The medium and the message of Ebola
Media interest in the Ebola outbreak raging through west Africa has not, so far, been widely discussed or studied. In a world online, news is available 24/7. Coverage of Ebola has, understandably, been prolific, but sometimes also narrow and unbalanced. In the USA, for example, disproportionate airtime has been given to the nine confirmed American cases of Ebola compared with the massive human crisis unfolding in Liberia, Guinea, and Sierra Leone. In even reputable news outlets—eg, CNN—a wall-to-wall “breaking news” culture has inevitably contributed to a sense of (unnecessary) domestic political panic.
In the UK, tabloid reporting has often been poorly informed by science and unhelpful coverage can contribute to public confusion and misinformation. Some sources have shared accurate guidance aimed at those most in need, such as the US Centers for Disease Control and Prevention, and the BBC's WhatsApp Ebola service. But, overall, the media has tended to encourage substantial misunderstanding about the risks of exposure and where the real threat and causes of Ebola lie.
Analysis of social media traffic also tells a story of unbalance. During October, there were 21 037 331 tweets about Ebola in the USA, compared with 13 480 about Ebola in Guinea, Liberia, and Sierra Leone combined.
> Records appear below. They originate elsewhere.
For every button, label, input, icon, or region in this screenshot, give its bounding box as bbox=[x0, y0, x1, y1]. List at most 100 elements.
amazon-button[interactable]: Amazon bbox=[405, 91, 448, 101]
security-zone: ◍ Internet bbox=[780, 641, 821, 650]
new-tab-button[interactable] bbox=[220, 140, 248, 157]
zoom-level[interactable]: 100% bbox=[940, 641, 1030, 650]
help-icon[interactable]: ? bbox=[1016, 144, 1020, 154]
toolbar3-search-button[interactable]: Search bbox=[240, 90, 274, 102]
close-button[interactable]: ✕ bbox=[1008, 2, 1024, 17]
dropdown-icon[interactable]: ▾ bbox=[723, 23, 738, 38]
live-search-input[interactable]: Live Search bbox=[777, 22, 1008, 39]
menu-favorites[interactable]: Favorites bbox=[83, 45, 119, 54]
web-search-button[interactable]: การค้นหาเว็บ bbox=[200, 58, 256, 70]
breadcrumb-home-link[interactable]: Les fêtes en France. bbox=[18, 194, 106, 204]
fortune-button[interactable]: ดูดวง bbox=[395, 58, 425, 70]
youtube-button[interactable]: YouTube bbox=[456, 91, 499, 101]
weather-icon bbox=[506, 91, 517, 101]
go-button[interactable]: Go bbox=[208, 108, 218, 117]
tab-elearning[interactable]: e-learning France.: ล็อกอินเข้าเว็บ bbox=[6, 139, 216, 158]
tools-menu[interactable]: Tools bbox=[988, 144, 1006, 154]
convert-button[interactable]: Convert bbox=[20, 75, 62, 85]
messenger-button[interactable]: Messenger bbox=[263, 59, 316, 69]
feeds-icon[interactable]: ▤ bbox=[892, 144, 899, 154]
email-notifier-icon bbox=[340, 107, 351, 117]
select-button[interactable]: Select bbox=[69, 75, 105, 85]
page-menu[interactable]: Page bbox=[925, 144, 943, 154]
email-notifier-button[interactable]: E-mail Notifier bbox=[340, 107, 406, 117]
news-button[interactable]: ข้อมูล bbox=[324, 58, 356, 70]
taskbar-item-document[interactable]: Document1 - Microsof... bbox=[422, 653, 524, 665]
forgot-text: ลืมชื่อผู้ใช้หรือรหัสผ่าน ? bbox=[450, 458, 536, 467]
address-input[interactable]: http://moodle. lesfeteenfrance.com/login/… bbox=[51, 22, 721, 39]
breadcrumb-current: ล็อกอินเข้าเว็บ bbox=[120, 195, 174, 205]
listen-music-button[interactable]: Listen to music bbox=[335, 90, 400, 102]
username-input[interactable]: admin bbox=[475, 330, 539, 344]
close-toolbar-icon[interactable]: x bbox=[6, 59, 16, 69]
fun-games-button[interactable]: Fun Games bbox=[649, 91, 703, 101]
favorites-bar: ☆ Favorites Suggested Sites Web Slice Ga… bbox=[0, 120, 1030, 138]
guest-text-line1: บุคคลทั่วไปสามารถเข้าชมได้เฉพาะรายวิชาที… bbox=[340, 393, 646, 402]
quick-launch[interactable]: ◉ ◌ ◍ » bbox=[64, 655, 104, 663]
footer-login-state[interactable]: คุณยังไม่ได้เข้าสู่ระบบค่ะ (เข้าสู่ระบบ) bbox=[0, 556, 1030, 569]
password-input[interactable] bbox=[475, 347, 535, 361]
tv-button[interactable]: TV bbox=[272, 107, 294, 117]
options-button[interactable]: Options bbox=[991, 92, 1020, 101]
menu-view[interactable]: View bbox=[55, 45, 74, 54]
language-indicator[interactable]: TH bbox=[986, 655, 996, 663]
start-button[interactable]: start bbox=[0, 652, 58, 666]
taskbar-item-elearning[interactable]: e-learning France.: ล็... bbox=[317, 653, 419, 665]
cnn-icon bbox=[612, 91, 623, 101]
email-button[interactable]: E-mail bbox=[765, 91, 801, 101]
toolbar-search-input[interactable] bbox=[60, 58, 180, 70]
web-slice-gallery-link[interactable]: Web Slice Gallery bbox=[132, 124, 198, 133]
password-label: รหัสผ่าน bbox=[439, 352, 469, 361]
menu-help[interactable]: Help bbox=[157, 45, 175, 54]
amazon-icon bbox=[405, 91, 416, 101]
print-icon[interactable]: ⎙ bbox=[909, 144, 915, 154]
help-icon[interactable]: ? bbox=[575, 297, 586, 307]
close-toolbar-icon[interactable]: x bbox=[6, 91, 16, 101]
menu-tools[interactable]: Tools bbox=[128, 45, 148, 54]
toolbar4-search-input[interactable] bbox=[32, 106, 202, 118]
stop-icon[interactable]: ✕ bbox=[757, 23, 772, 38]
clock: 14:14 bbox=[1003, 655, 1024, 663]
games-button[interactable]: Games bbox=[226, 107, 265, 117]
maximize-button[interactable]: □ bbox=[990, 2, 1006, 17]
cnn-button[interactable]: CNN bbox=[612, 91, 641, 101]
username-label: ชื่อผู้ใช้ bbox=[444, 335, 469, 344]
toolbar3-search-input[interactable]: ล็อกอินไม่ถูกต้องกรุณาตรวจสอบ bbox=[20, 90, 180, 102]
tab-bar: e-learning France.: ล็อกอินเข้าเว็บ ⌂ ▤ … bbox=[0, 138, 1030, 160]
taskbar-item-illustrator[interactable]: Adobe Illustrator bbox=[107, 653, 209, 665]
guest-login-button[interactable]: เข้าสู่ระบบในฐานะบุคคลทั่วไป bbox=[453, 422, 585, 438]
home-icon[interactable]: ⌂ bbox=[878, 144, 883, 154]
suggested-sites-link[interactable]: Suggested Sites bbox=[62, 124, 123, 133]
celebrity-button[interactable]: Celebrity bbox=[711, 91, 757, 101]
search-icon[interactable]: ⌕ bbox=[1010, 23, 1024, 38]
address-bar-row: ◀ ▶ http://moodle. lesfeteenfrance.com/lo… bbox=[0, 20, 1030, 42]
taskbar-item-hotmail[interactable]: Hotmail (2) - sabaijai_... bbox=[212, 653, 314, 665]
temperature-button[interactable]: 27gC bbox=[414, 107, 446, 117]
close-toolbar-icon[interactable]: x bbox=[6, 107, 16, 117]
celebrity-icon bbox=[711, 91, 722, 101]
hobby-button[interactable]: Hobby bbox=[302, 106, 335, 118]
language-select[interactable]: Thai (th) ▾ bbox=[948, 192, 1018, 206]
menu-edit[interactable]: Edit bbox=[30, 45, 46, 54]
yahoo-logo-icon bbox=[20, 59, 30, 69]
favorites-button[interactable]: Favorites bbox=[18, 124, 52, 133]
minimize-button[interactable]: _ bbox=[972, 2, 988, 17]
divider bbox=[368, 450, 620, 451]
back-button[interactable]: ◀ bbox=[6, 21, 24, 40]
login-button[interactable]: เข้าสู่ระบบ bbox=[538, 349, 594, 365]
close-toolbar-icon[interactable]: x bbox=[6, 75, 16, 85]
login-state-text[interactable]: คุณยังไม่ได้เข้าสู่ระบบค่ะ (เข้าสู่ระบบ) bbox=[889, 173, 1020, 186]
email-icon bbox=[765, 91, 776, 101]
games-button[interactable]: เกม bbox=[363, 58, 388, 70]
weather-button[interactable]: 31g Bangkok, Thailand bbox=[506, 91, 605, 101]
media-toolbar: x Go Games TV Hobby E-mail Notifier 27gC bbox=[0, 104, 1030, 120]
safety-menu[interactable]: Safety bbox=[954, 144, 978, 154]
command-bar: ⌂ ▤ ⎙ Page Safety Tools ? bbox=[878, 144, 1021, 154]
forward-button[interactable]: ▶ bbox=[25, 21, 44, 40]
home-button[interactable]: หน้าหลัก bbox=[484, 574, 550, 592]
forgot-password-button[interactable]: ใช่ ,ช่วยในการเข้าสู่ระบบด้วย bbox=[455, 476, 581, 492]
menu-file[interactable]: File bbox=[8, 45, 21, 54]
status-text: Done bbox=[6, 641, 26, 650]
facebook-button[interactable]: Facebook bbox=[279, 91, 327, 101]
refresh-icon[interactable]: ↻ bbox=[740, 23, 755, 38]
Yet around 5000 deaths and 14 000 cases in west Africa show that the epidemic continues to dominate at source in these countries, contrary to the media footprint of Ebola.
But there is also a positive story to tell about the power and potential of social media to inform and assist. The Lancet Twitter chat held last week is perhaps one small example of this encouraging trend. Provided you are on the right side of the digital divide (not an automatically valid assumption in the case of Africa), there is no hierarchy on Twitter—anyone can join in, express an opinion, or ask a question. All voices are equal. Infectious disease experts David Heymann and David Mabey joined us at our offices in London to participate in a live Twitter conversation. We approached #LancetEbola with twelve broad questions of our own, while monitoring incoming tweets. During an hour-long discussion, we had 308 818 impressions (the total number of times tweets were viewed) and, amid a serious and fast-paced conversation, new ideas emerged from our experts and our audience alike.
We opened the discussion by asking both Professors Heymann and Mabey to comment on the situation in west Africa right now, and subsequent questions focused on Africa's current needs, local challenges, cultural issues, and opportunities for treatment and prevention. Within the limit of 140 characters, we paraphrased our experts, who said that “the absolute key is getting the community on board: there are dangers in parachuting western health workers into countries”. And, “local solutions to local problems need Africans training Africans. DRC supporting Guinea. Good regional solidarity—a wealth of experience within Africa”. Twitter users echoed this: “co-operation and partnership between Africans”, and “we need to help Africans strengthen their own capacity”. A call for anthropological empathy towards differences between cultures was voiced, triggered by David Heymann's observation that some “people in West Africa believe that bodies are full of evil spirits”—a valuable and helpful belief if it leads to safer infection control and burial practices.
Our experts agreed that “it doesn't help to estimate trajectories. Watch what's happening now, deal with it now. Focus on present, not future”. Moving onto vaccines, David Mabey said, “On GSK vaccine: getting funding for Ebola research has been very difficult in the past. Traditionally, biodefense money used [sic] to fund”, which led Twitter to discuss the use of vaccines outside the framework of randomised trials. Regarding the state of global health, and the robustness of country governance, we discussed and tweeted the need for stronger country governance, not only stronger global governance. The final question posed to our guests was “Priorities for the next 60 days?”. David Mabey said “More beds in Freetown, train doctors, nurses, higher standard of supportive care. Promote positive African activities”, and David Heymann added “and concentrate on community…while learning from local successes”.
Social media during a health crisis has the potential to bring experts together in a transparent and democratic forum with global participation to generate a mass of new and potentially helpful ideas. Scaling up the positive and constructive discussion of an informed Twitter discussion could remove boundaries between scientists, health professionals, and policy makers, creating a new diverse community that gives everyone a voice and an opportunity to contribute. To create the conditions to defeat Ebola, we need more of that kind of global engagement, knowledge, and commitment.